Voilà le nouveau salaire minimum que vous devez verser à votre aide-ménagère ou votre nounou

Si vous êtes un particulier employeur, vous devez respecter les minima conventionnels. Or, ces salaires minimum déterminés par les conventions collectives des emplois à domicile ont été revalorisés le 1er juin 2026.
La Fédération des particuliers employeurs (Fepem) a, en effet, instauré une augmentation de 3% des minima conventionnels pour les salariés à domicile et les gardes d’enfant.
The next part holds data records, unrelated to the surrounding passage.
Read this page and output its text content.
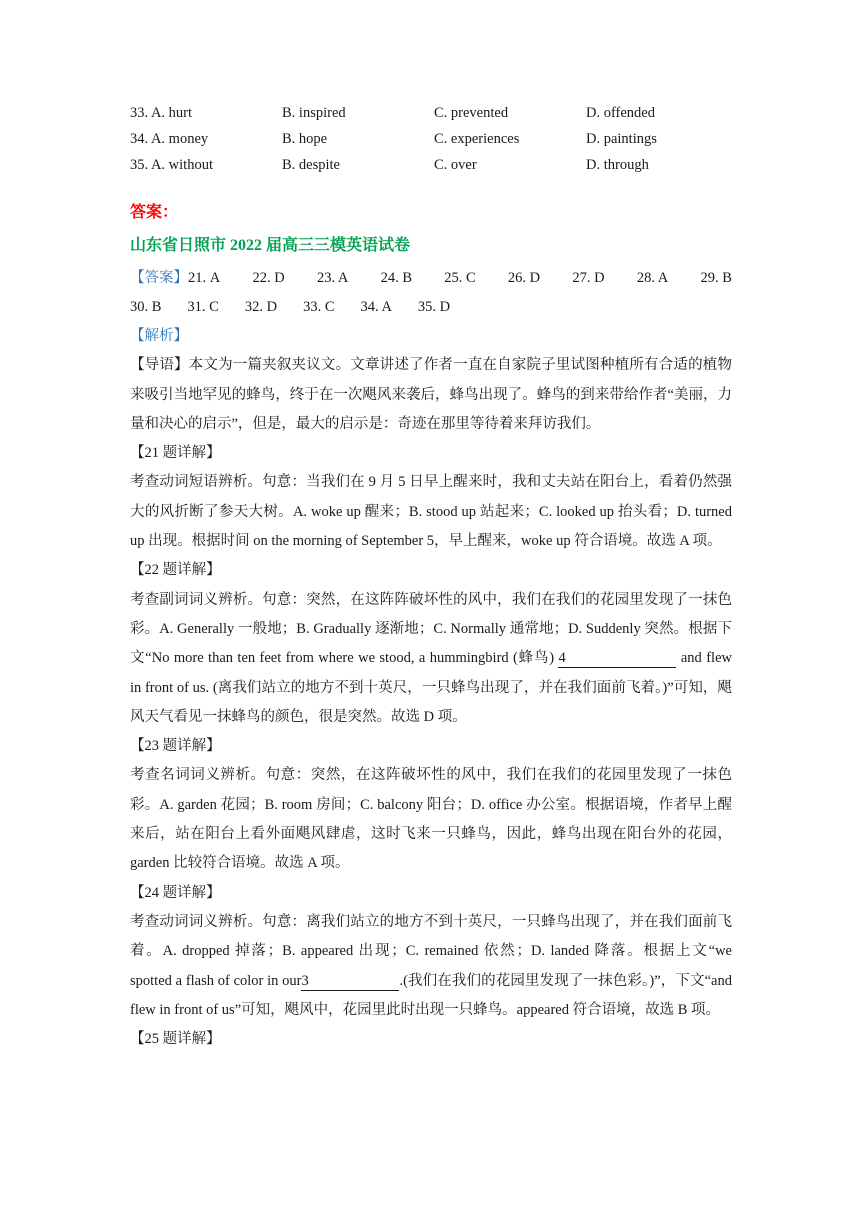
33. A. hurt	B. inspired	C. prevented	D. offended
34. A. money	B. hope	C. experiences	D. paintings
35. A. without	B. despite	C. over	D. through
答案：
山东省日照市 2022 届高三三模英语试卷
【答案】21. A 22. D 23. A 24. B 25. C 26. D 27. D 28. A 29. B
30. B 31. C 32. D 33. C 34. A 35. D
【解析】
【导语】本文为一篇夹叙夹议文。文章讲述了作者一直在自家院子里试图种植所有合适的植物来吸引当地罕见的蜂鸟，终于在一次飓风来袭后，蜂鸟出现了。蜂鸟的到来带给作者“美丽，力量和决心的启示”，但是，最大的启示是：奇迹在那里等待着来拜访我们。
【21 题详解】
考查动词短语辨析。句意：当我们在 9 月 5 日早上醒来时，我和丈夫站在阳台上，看着仍然强大的风折断了参天大树。A. woke up 醒来；B. stood up 站起来；C. looked up 抬头看；D. turned up 出现。根据时间 on the morning of September 5，早上醒来，woke up 符合语境。故选 A 项。
【22 题详解】
考查副词词义辨析。句意：突然，在这阵阵破坏性的风中，我们在我们的花园里发现了一抹色彩。A. Generally 一般地；B. Gradually 逐渐地；C. Normally 通常地；D. Suddenly 突然。根据下文“No more than ten feet from where we stood, a hummingbird (蜂鸟) 4	and flew in front of us. (离我们站立的地方不到十英尺，一只蜂鸟出现了，并在我们面前飞着。)”可知，飓风天气看见一抹蜂鸟的颜色，很是突然。故选 D 项。
【23 题详解】
考查名词词义辨析。句意：突然，在这阵破坏性的风中，我们在我们的花园里发现了一抹色彩。A. garden 花园；B. room 房间；C. balcony 阳台；D. office 办公室。根据语境，作者早上醒来后，站在阳台上看外面飓风肆虐，这时飞来一只蜂鸟，因此，蜂鸟出现在阳台外的花园，garden 比较符合语境。故选 A 项。
【24 题详解】
考查动词词义辨析。句意：离我们站立的地方不到十英尺，一只蜂鸟出现了，并在我们面前飞着。A. dropped 掉落；B. appeared 出现；C. remained 依然；D. landed 降落。根据上文“we spotted a flash of color in our3	.(我们在我们的花园里发现了一抹色彩。)”，下文“and flew in front of us”可知，飓风中，花园里此时出现一只蜂鸟。appeared 符合语境，故选 B 项。
【25 题详解】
Cette hausse est supérieure à celle du Smic de 2,41%, également entrée en vigueur le 1er juin.
12,61 euros de l’heure pour les salariés à domicile
Il s’agit de la dixième revalorisation des minima conventionnels des emplois à domicile en l’espace de seulement cinq ans. La Fepem souhaite rendre ce secteur plus attractif, alors que l’on estime à 600 000 le nombre d’emplois à domicile à créer d’ici 2035, notamment pour accompagner le vieillissement de la population et le maintien des personnes âgées à domicile.
Dans le détail, les salariés à domicile, comme les aide-ménagères, doivent être désormais payés au minimum 12,61 euros brut de l’heure. En intégrant les 10% de congés payés, la rémunération minimum est portée à 13,87 euros brut de l’heure. Pour rappel, le Smic horaire est fixé à 12,31 euros brut depuis le 1er juin.
12,89 euros brut de l’heure pour les assistants parentaux
Les assistants dits « parentaux », qui gardent les enfants à domicile, sont, eux, dorénavant rémunérés 12,89 euros brut de l’heure. Le minima conventionnel des assistants maternels, qui gardent les enfants chez eux, est porté à 4,20 euros brut de l’heure. L’indemnité d’entretien, qui couvre les frais occasionnés par l’accueil de l’enfant (notamment les repas), est également revalorisée à 3,92 euros par jour.
À noter : l’âge minimum pour bénéficier de l’exonération des cotisations patronales des emplois à domicile va passer de 70 ans à 80 ans à compter du 1er juillet prochain. Cette mesure devrait entraîner un surcoût de 15% pour 345 000 foyers français.